ACCβ Le plasmide d'activation CRISPR (h) offre une approche ciblée et non destructive pour réguler à la hausse l'expression endogène de ACACB sans modifier la séquence d'ADN sous-jacente.
ACCβ Le plasmide d'activation CRISPR (h) est un système SAM (synergistic activation mediator) à trois plasmides conçu pour une régulation à la hausse hautement efficace et spécifique du locus ACACB dans des lignées cellulaires humaines. Le système s'articule autour d'une Cas9 catalytiquement inactive (dCas9) portant deux mutations inactivantes (D10A et N863A) qui éliminent l'activité nucléase tout en préservant la liaison à l'ADN. Cette dCas9 est fusionnée à VP64, un puissant activateur transcriptionnel, et est co-exprimée avec un gène de résistance à la blasticidine pour la sélection. Le deuxième plasmide code pour la protéine de fusion MS2-p65-HSF1, un complexe activateur secondaire qui agit de concert avec dCas9-VP64, ainsi qu'un gène de résistance à l'hygromycine.

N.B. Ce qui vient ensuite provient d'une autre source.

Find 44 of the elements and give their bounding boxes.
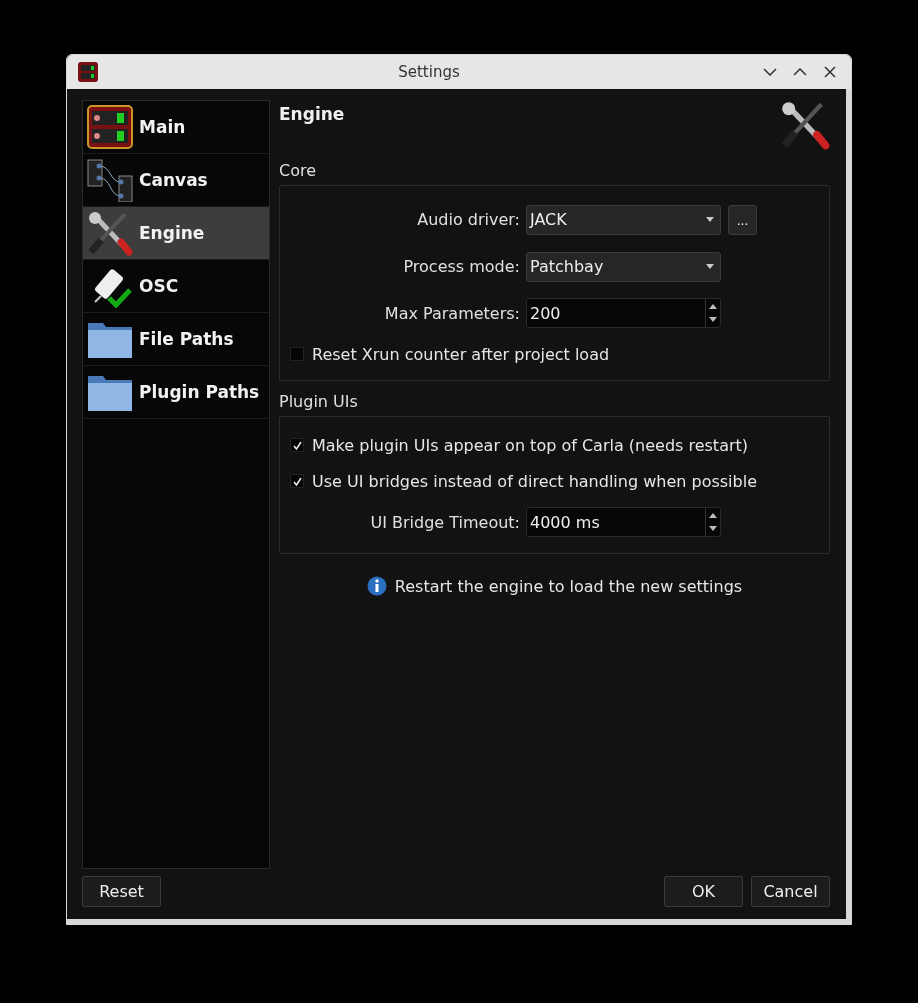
notice-text: Restart the engine to load the new settings bbox=[394, 576, 743, 596]
checkbox[interactable]: Make plugin UIs appear on top of Carla (needs restart) bbox=[290, 427, 819, 463]
field-label: Process mode: bbox=[402, 257, 520, 276]
checkbox-label: Reset Xrun counter after project load bbox=[312, 344, 610, 364]
close-icon bbox=[824, 66, 836, 78]
dialog-button[interactable]: Cancel bbox=[751, 876, 830, 907]
field-label: UI Bridge Timeout: bbox=[369, 512, 520, 532]
info-icon bbox=[366, 576, 387, 596]
checkbox-label: Use UI bridges instead of direct handling when possible bbox=[312, 471, 757, 491]
spin-arrows-icon bbox=[709, 512, 717, 532]
sidebar-item[interactable]: OSC bbox=[83, 260, 269, 313]
dropdown[interactable]: Patchbay bbox=[526, 251, 721, 282]
reset-button[interactable]: Reset bbox=[82, 876, 161, 907]
checkbox[interactable]: Reset Xrun counter after project load bbox=[290, 336, 819, 372]
spin-field[interactable]: 4000 ms bbox=[526, 507, 721, 537]
dialog-button[interactable]: OK bbox=[664, 876, 743, 907]
app-icon bbox=[77, 61, 99, 83]
sidebar-item[interactable]: Engine bbox=[83, 207, 269, 260]
chevron-down-icon bbox=[763, 68, 777, 76]
checkbox-label: Make plugin UIs appear on top of Carla (needs restart) bbox=[312, 435, 749, 455]
browse-button[interactable]: ... bbox=[728, 204, 757, 235]
checkbox-box[interactable] bbox=[290, 347, 304, 361]
checkbox-box[interactable] bbox=[290, 438, 304, 452]
caret-icon bbox=[706, 264, 714, 269]
chevron-up-icon bbox=[793, 68, 807, 76]
rack-icon bbox=[87, 105, 133, 149]
dropdown[interactable]: JACK bbox=[526, 204, 721, 235]
sidebar-item[interactable]: File Paths bbox=[83, 313, 269, 366]
field-label: Audio driver: bbox=[416, 210, 520, 229]
patch-icon bbox=[87, 158, 133, 202]
group-title: Core bbox=[279, 161, 318, 180]
checkbox-box[interactable] bbox=[290, 474, 304, 488]
checkbox[interactable]: Use UI bridges instead of direct handling when possible bbox=[290, 463, 819, 499]
tools-icon bbox=[87, 210, 133, 256]
caret-icon bbox=[706, 217, 714, 222]
sidebar-item[interactable]: Main bbox=[83, 101, 269, 154]
page-title: Engine bbox=[279, 104, 345, 124]
spin-arrows-icon bbox=[709, 303, 717, 323]
field-label: Max Parameters: bbox=[383, 303, 520, 323]
window-title: Settings bbox=[397, 63, 461, 81]
tools-icon bbox=[780, 100, 830, 150]
group-title: Plugin UIs bbox=[279, 392, 359, 411]
spin-field[interactable]: 200 bbox=[526, 298, 721, 328]
sidebar-item[interactable]: Plugin Paths bbox=[83, 366, 269, 419]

Le troisième plasmide code pour un ARN guide (sgRNA) de 20 nt spécifique de la cible, fusionné à deux aptamères d'ARN MS2 qui recrutent le complexe MS2-p65-HSF1 vers le site d'activation, accompagné d'un gène de résistance à la puromycine. Les trois plasmides sont délivrés dans un rapport massique de 1:1:1 pour une expression équilibrée de tous les composants du système.
Une fois assemblé au locus cible, le complexe SAM se lie à environ 200 pb en amont du site de départ de la transcription ACACB, où VP64, p65 et HSF1 agissent de concert pour recruter la machinerie transcriptionnelle et induire une régulation à la hausse de l'expression endogène de ACCβ. Contrairement à Cas9, qui possède une activité nucléase, dCas9 n'introduit pas de cassures double brin ni ne modifie la séquence génomique, préservant ainsi le locus ACACB natif et permettant l'étude des réponses transcriptionnelles dépendantes de ACCβ au niveau du locus endogène, ce qui en fait un outil précieux pour les études fonctionnelles, l'identification de gènes cibles et la modélisation de la restauration de la voie ACCβ dans les cellules tumorales présentant une expression de ACACB silencée ou réduite.
Réservé à la recherche. N'est pas destiné à un usage diagnostique ou thérapeutique.